Soundtrack: "Train Tracks" by Marmoset. Used with permission.
At Two Months
The thing that strikes me the most about this picture is not how much different she looked then, nor how much the same she looks now. It's not the way she still sometimes sleeps with her arms raised and hands in little fists. It's not even the swiftness with which the past eight, nearly nine months have passed. All of those things do cross my mind when I look at this picture, but mostly what amazes me is seeing her at 6:10 in the morning, sleeping soundly enough for me to take her picture—or even enter the room—without waking her.
Child, I love you very much. I love your energy, your inquisitiveness, and your impish little smile.

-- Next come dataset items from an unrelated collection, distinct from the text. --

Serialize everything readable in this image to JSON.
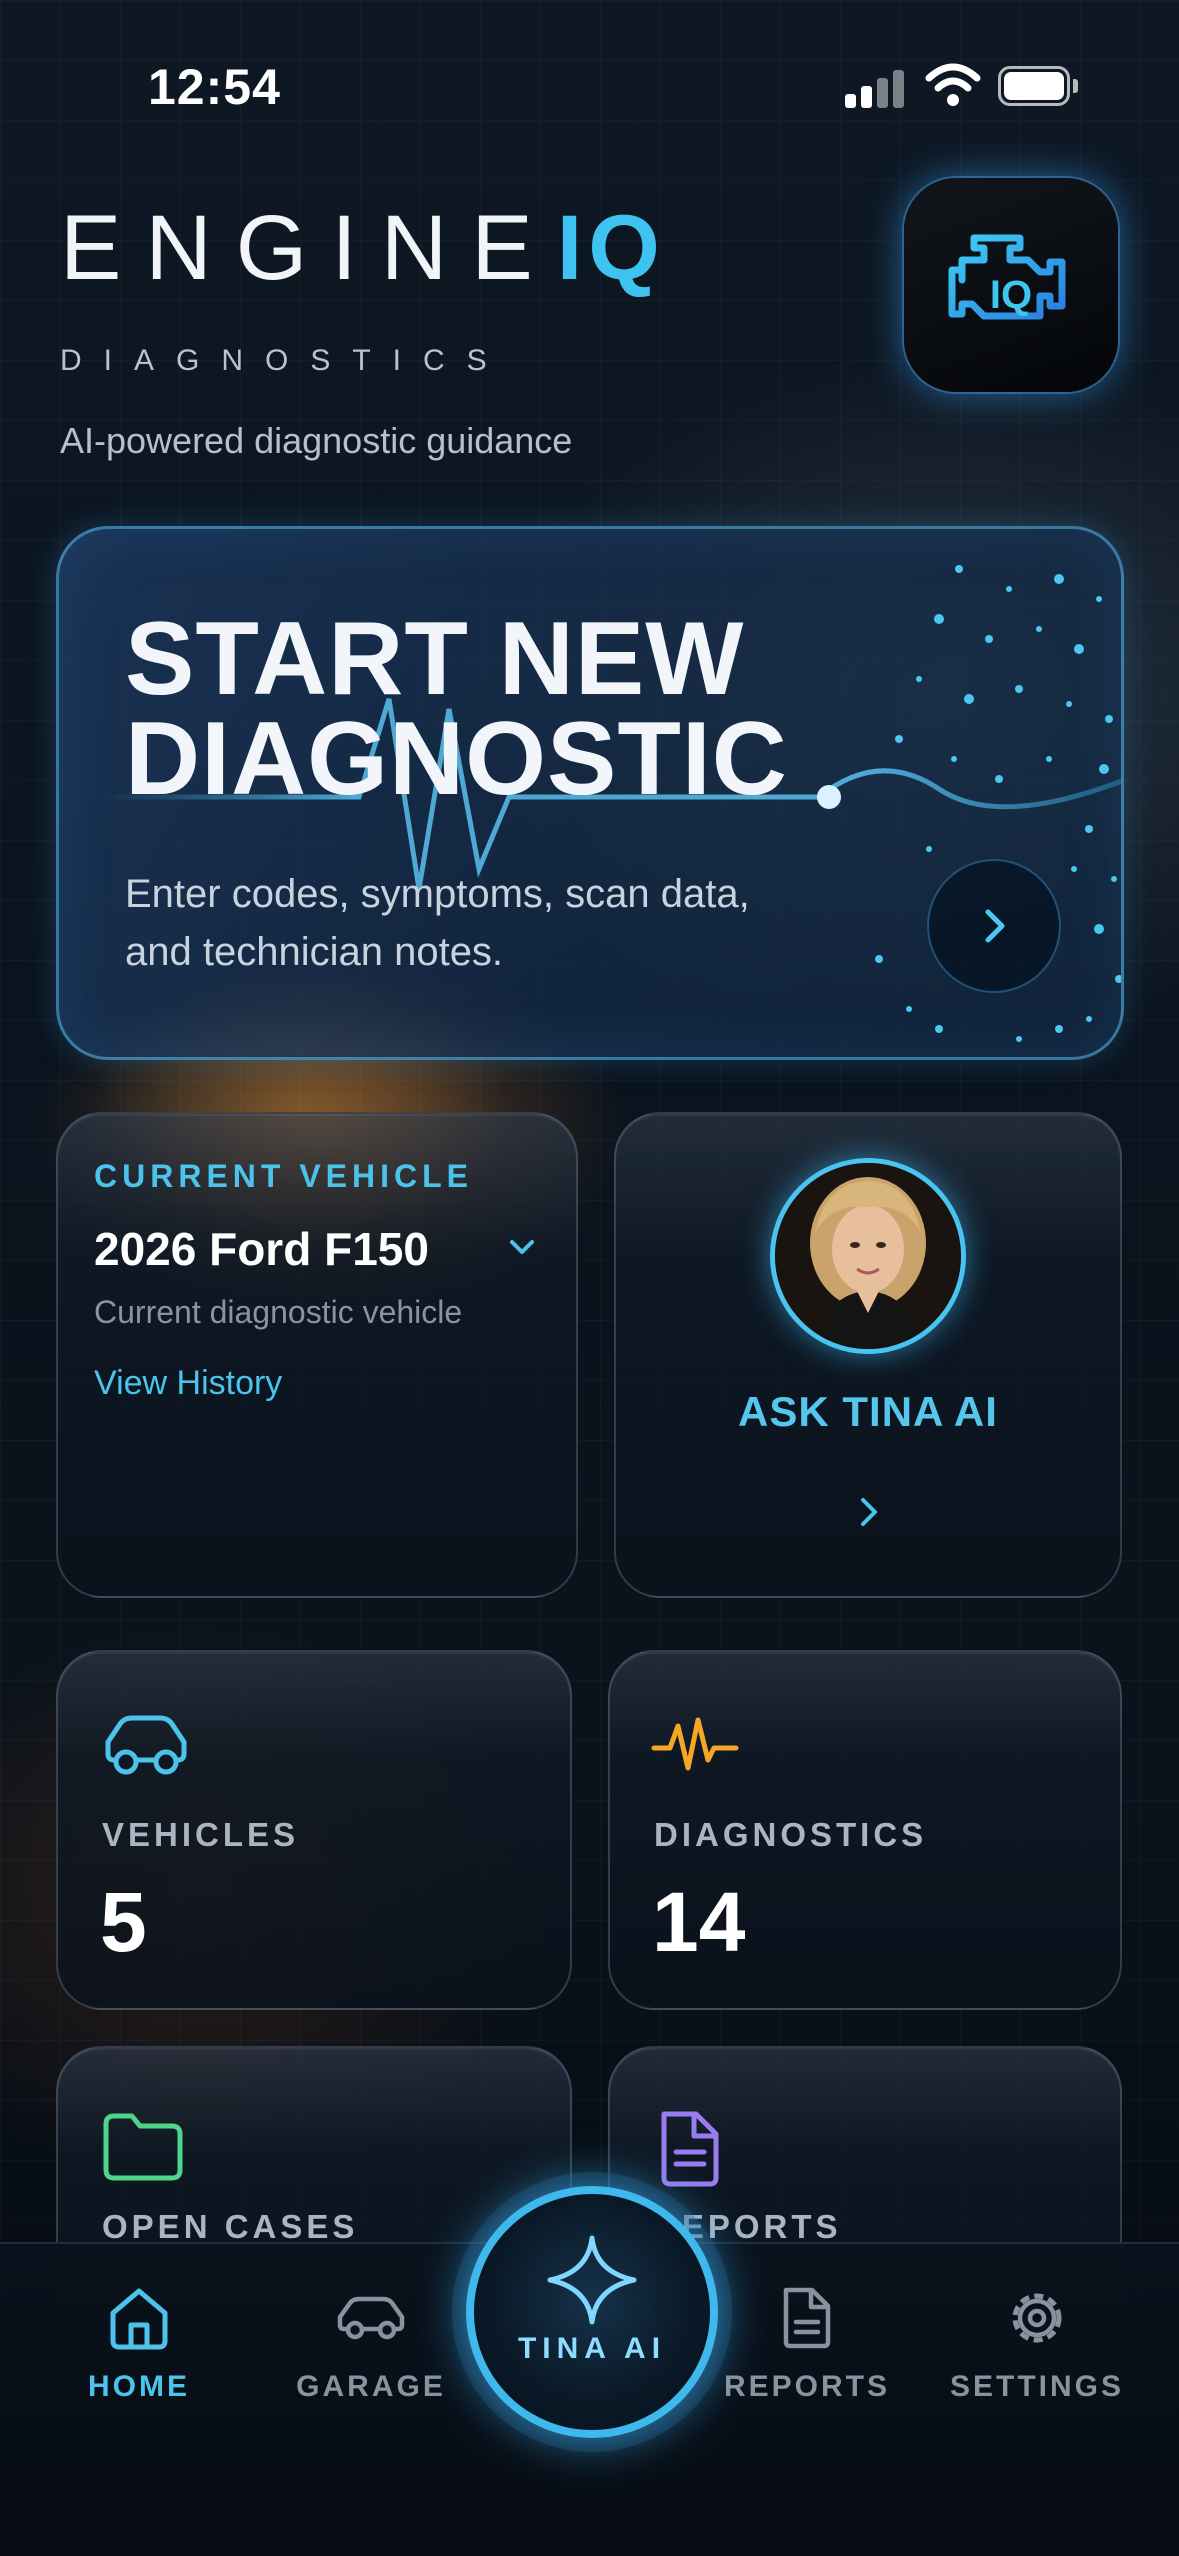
{
  "status_bar": {
    "time": "12:54"
  },
  "header": {
    "brand_main": "ENGINE",
    "brand_accent": "IQ",
    "brand_sub": "DIAGNOSTICS",
    "tagline": "AI-powered diagnostic guidance",
    "app_icon_text": "IQ"
  },
  "hero": {
    "title_line1": "START NEW",
    "title_line2": "DIAGNOSTIC",
    "description": "Enter codes, symptoms, scan data, and technician notes."
  },
  "current_vehicle": {
    "label": "CURRENT VEHICLE",
    "name": "2026 Ford F150",
    "subtitle": "Current diagnostic vehicle",
    "link": "View History"
  },
  "tina": {
    "label": "ASK TINA AI"
  },
  "stats": {
    "vehicles": {
      "label": "VEHICLES",
      "value": "5"
    },
    "diagnostics": {
      "label": "DIAGNOSTICS",
      "value": "14"
    },
    "open_cases": {
      "label": "OPEN CASES"
    },
    "reports": {
      "label": "REPORTS"
    }
  },
  "tabbar": {
    "home": "HOME",
    "garage": "GARAGE",
    "center": "TINA AI",
    "reports": "REPORTS",
    "settings": "SETTINGS"
  },
  "colors": {
    "accent": "#3ec2f0",
    "diagnostics_icon": "#f5a623",
    "cases_icon": "#4fd48b",
    "reports_icon": "#9a7cf0"
  },
  "icons": {
    "hero_button": "chevron-right-icon",
    "vehicle_dropdown": "chevron-down-icon",
    "vehicles": "car-icon",
    "diagnostics": "pulse-icon",
    "open_cases": "folder-icon",
    "reports": "document-icon",
    "home": "home-icon",
    "garage": "car-icon",
    "center": "sparkle-icon",
    "settings": "gear-icon"
  }
}
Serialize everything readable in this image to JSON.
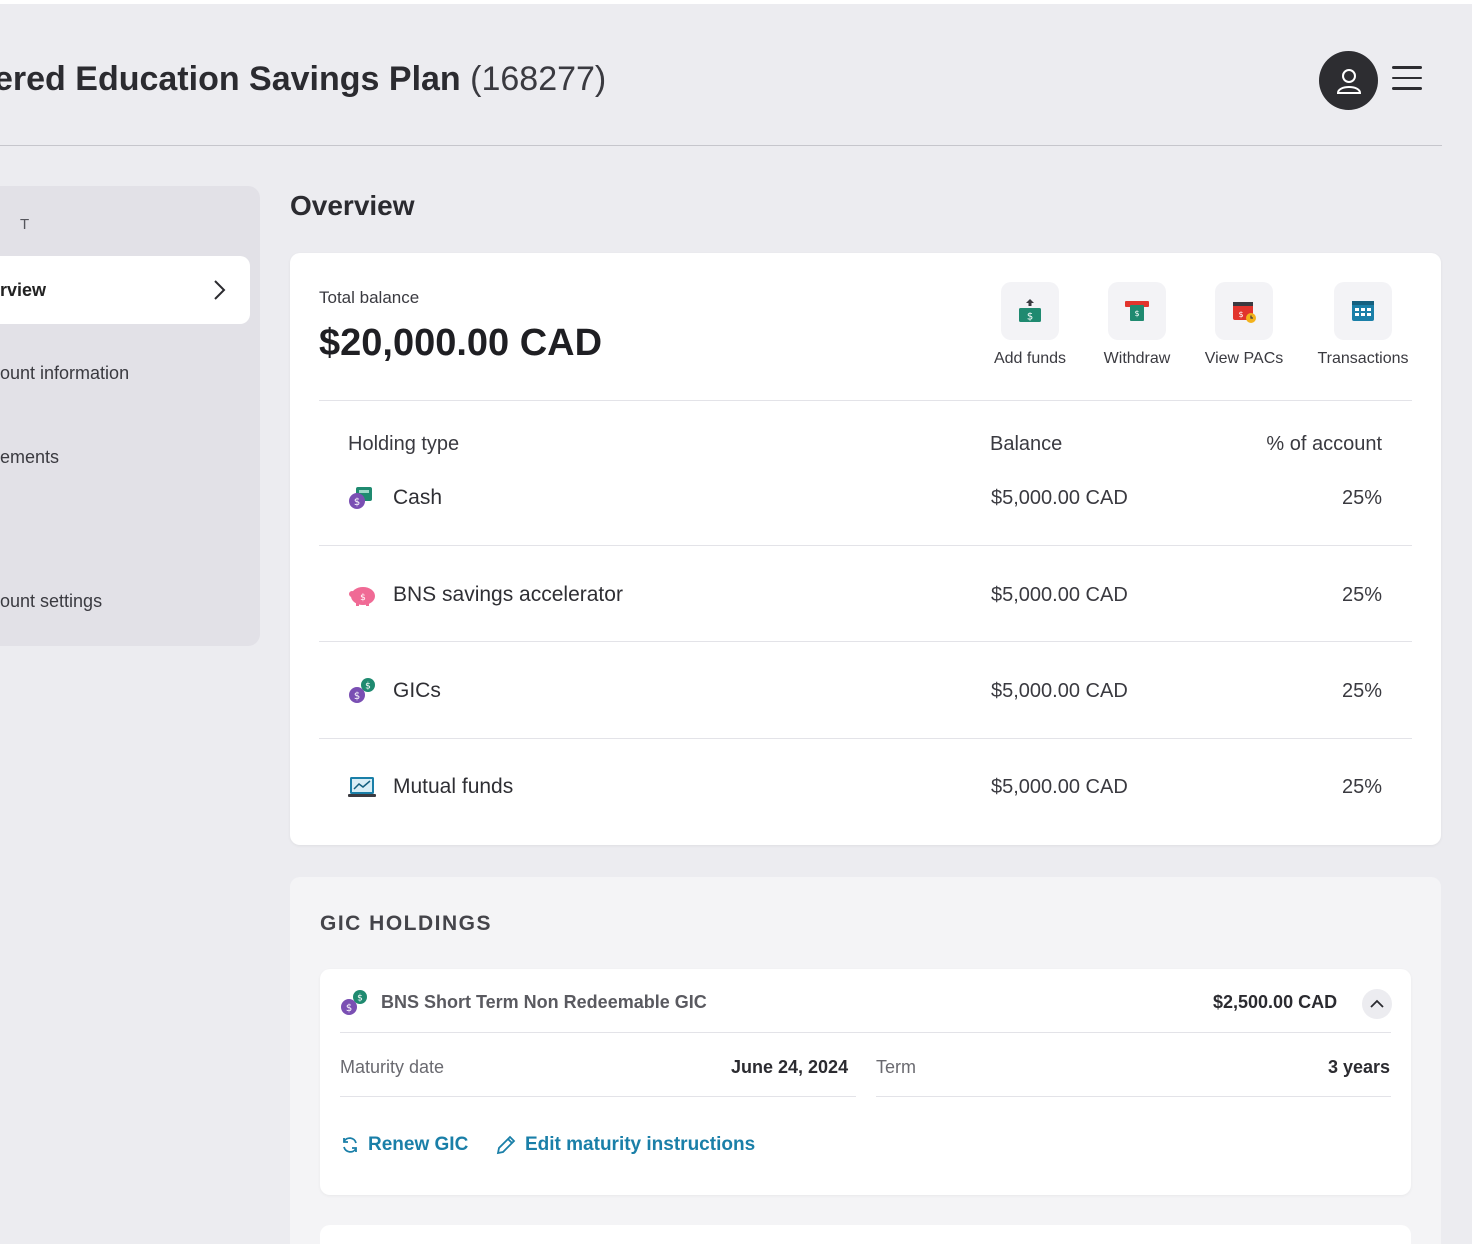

I love that you are motivated, that you go after what you want, and I hope that you stay that way when you are older.
But please, at 2:30 in the morning, this is the only thing I ever want to see you doing.
The boy took one look at the new floors and started to cry. "I think I'm going to throw up!" he said. I always thought that my sentimentality and resistance to change had to do with the fact that we moved so many times when I was a child, but he's the same way—perhaps even more so.
The girl took a few steps in, turned her head to take it all in, and with a sunny smile declared, "I like them!" Though, it was not immediately obvious whether she actually liked them or was just saying the opposite of what her brother said.
The baby hasn't given an opinion yet, nor do I expect her to. By the time she's able to say anything, she will have long since forgotten that there was ever carpet in the living room—if, indeed, she hasn't already. Her knees slip a bit more when she tries to crawl in her pajamas, but she takes it all in stride, like everything. Onward and upward, that's her motto.